At Blodrotberget and Blackfjället in the Municipality of Örnsköldsvik, environmental permits were granted in 2013 for around 70 wind turbines, with annual production in the region of 500 GWh. In 2015, a power line permit was obtained for the connecting power lines, which means that the project is ready for construction to begin.
Holmen and E.ON signed a contract to jointly develop wind power in the Municipality of Örnsköldsvik at the beginning of 2011. At the end of 2012, environmental permits were obtained for two of the three areas in question. With around 70 turbines spread over three areas, mainly on Holmen's land, annual production could reach around 475 GWh when all turbines have been built.
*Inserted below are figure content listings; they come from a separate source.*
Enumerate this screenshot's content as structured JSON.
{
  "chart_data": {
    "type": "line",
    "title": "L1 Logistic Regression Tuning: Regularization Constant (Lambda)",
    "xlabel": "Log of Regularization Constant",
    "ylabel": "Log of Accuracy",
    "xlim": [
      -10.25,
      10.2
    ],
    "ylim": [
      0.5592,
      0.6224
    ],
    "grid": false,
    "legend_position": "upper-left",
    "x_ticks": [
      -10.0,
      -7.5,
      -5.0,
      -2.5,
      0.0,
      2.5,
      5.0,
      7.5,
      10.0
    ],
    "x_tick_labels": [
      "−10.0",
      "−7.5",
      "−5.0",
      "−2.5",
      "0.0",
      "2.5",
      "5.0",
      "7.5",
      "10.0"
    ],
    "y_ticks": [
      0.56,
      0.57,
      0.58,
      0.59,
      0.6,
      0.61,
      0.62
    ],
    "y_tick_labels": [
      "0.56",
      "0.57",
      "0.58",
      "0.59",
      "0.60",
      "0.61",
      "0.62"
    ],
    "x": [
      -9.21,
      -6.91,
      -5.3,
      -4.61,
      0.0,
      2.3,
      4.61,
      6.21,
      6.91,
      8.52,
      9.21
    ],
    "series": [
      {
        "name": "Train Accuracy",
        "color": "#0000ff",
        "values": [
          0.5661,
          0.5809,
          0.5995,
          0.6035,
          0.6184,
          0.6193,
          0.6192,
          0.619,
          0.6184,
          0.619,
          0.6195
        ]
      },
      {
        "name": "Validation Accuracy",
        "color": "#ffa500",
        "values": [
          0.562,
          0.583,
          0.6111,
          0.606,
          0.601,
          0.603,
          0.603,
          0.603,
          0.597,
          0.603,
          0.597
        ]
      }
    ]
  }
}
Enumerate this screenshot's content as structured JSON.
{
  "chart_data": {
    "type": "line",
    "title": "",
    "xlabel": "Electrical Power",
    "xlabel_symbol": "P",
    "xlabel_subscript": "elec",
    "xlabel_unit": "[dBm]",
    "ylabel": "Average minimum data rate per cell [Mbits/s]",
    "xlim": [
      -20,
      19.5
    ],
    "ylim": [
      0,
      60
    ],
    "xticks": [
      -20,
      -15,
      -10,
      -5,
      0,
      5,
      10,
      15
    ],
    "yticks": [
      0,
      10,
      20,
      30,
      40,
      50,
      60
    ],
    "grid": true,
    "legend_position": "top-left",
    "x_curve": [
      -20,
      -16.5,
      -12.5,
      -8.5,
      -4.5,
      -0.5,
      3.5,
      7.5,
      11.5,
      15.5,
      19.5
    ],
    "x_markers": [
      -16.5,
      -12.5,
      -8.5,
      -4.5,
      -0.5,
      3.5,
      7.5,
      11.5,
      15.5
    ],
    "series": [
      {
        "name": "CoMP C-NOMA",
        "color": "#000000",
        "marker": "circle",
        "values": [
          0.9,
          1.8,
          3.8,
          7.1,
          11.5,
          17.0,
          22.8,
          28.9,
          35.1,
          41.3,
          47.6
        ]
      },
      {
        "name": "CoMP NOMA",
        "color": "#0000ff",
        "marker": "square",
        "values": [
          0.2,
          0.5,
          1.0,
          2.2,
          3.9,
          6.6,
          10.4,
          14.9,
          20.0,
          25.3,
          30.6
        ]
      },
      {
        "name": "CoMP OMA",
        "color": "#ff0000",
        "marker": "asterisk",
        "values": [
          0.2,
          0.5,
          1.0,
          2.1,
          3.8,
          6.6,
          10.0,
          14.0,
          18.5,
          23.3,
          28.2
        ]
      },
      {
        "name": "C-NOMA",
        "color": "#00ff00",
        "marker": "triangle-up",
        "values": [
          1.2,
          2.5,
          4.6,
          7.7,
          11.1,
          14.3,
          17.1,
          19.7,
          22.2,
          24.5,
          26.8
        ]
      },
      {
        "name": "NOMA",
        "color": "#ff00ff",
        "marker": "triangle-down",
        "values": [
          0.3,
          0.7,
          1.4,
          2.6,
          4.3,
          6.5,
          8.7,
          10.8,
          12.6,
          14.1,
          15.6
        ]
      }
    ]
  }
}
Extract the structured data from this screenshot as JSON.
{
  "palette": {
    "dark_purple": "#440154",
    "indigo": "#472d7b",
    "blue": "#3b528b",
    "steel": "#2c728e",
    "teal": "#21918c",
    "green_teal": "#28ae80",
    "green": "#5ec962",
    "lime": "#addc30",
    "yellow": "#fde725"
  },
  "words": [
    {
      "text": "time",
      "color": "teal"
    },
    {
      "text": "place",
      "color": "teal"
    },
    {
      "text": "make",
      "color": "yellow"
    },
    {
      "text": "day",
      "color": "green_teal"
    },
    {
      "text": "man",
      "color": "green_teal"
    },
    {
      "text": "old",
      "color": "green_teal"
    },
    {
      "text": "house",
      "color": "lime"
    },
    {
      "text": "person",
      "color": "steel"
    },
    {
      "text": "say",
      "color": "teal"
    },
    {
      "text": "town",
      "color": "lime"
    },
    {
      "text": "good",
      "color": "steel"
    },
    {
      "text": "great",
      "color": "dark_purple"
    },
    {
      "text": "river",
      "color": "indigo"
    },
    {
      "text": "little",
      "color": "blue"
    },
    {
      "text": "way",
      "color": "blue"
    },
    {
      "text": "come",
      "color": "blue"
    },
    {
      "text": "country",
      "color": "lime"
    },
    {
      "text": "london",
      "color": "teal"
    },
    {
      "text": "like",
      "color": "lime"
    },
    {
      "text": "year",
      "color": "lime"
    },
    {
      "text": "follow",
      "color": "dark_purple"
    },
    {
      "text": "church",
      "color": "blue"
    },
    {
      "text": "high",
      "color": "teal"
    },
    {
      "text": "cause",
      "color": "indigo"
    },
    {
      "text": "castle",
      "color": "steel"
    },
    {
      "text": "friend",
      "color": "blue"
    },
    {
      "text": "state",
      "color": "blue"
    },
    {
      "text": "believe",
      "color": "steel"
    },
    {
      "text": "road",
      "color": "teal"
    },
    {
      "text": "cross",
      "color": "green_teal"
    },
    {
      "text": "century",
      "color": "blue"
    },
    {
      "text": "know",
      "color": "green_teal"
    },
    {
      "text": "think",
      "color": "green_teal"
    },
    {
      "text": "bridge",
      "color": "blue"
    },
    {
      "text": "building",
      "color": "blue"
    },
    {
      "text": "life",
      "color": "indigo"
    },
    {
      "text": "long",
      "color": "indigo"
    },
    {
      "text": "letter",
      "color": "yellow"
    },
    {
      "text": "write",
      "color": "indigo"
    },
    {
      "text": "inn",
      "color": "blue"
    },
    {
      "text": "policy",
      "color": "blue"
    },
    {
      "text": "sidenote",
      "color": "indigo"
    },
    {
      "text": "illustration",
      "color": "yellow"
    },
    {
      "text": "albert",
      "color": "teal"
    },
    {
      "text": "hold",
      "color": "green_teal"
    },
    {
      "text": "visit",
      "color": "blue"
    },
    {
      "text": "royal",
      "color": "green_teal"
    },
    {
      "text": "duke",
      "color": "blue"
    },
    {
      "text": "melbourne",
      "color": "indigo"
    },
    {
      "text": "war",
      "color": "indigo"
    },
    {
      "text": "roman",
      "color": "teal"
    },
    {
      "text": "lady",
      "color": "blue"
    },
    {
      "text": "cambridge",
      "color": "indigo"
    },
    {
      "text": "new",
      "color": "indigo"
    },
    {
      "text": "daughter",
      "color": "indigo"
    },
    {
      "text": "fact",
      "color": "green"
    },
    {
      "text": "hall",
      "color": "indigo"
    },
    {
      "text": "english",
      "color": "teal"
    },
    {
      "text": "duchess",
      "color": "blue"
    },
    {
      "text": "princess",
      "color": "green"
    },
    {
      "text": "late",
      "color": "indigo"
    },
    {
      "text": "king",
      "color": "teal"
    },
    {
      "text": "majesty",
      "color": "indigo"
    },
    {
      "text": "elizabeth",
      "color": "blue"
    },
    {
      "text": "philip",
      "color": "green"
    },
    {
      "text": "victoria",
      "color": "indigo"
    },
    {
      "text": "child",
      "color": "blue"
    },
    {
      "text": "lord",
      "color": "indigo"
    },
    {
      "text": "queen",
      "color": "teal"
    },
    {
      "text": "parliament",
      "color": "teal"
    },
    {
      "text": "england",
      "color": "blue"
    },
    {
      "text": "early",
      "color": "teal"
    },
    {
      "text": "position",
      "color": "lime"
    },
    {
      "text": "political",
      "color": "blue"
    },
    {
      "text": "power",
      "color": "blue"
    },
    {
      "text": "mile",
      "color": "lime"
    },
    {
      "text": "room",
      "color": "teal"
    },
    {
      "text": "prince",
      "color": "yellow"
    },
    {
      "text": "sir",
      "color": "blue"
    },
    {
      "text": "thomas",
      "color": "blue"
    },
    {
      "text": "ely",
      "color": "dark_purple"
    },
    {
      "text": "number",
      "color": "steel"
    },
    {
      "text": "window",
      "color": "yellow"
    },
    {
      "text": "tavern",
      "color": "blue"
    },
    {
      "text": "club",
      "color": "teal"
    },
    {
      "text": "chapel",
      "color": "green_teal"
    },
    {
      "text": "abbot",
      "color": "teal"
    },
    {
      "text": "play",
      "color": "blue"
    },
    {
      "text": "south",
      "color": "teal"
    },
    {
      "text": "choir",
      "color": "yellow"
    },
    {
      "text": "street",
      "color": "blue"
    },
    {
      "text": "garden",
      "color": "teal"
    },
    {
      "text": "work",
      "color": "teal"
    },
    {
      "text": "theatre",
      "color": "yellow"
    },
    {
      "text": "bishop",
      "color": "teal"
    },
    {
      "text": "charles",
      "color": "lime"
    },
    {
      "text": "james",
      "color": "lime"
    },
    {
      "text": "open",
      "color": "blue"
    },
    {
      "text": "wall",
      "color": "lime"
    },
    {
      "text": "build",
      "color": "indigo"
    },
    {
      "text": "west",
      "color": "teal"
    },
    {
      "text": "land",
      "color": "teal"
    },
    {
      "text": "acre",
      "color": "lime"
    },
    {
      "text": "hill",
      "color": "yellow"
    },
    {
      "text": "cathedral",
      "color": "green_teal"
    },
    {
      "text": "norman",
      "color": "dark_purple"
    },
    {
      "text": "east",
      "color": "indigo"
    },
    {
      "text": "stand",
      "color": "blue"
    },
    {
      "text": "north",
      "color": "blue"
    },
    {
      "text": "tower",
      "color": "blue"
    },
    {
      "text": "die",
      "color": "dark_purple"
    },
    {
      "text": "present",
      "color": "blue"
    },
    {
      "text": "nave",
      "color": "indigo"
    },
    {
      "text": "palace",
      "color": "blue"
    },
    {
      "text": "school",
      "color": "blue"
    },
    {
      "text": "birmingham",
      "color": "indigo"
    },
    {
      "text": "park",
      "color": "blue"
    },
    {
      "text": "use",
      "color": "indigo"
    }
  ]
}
Wind surveys have also been conducted on Holmen's land in Västernorrland in recent years. Applications for environmental permits and power line permits have been submitted for two of the projects. This is the case for the Blåbergsliden project, with its 30 or so turbines and annual production of around 300 GWh. Supplements to the reindeer husbandry analysis are under way as a final measure before a decision can be made on the environmental permit. This is expected to happen in 2016. In 2015, an application was submitted to the authorities for 30 wind turbines in Blisterliden. Wind surveys and an environmental impact analysis are under way at Högaliden 2, which is similar in scale to the other projects.
In late 2015, the environmental authorities rejected an application to erect a wind farm at the mill in Workington. The prospect of obtaining leave to appeal was judged to be poor. At the same time, the scope for profitability in wind power has radically worsened due to decisions by the British government. Under these circumstances, the project has been shelved.
An 18 per cent stake in VindIn AB gives Holmen part ownership of the Trattberget wind farm in the Municipality of Örnsköldsvik and Skutskär in the Municipality of Skutskär. Another wind farm, Svalskulla in Pohjanmaa, Finland, was also brought on stream in 2014. In total there are now 40 turbines supplying electricity to Holmen and the other stakeholder companies. Overall, VindIn's turbines are expected to produce around 305 GWh per year, with Holmen's stake currently equating to production of around 54 GWh per year. Wind power production was very good in 2015, with annual production of 317 GWh, and Holmen's share amounting to 56 GWh.
Holmen extracts biofuel from its own forests and has become more active as a buyer and seller on the biofuel market. Holmen's long-term forest stewardship efforts are increasing the total stock of wood. By taking further measures to stimulate growth, it will therefore eventually be possible to increase the volumes of wood and biofuel extracted.
Work is in progress in the Group to improve the prospects for extracting energy from by-products/waste. Various measures are being taken to raise the calorific value of the materials.
The staff unit New Business Development initiates research into innovation and product development. Its work includes investigating how waste and by-products from the mills can be further processed into base chemicals for customers in the chemicals industry, for example.
Holmen sees peat as an interesting complement to biofuel. Peat is considered a slowly renewable resource, which makes it possible to add value to certain land assets within Holmen that are not productive forest land. A redundant peat field can be restored as a wetland or planted with forest.
Holmen currently has a peat field outside Örnsköldsvik that was taken into use in 2009 and is harvested annually for energy purposes. In contrast to 2014, 2015 had a rainy summer, which led to a poorer annual harvest, equating to 63 (93) GWh electrical energy. In 2015, Holmen Energi continued to examine the possibility of using peat as a raw material for the production of soil improvers. This work was conducted in collaboration with Holmen Skog's nurseries and the results over the year have shown that peat has considerable potential in this area.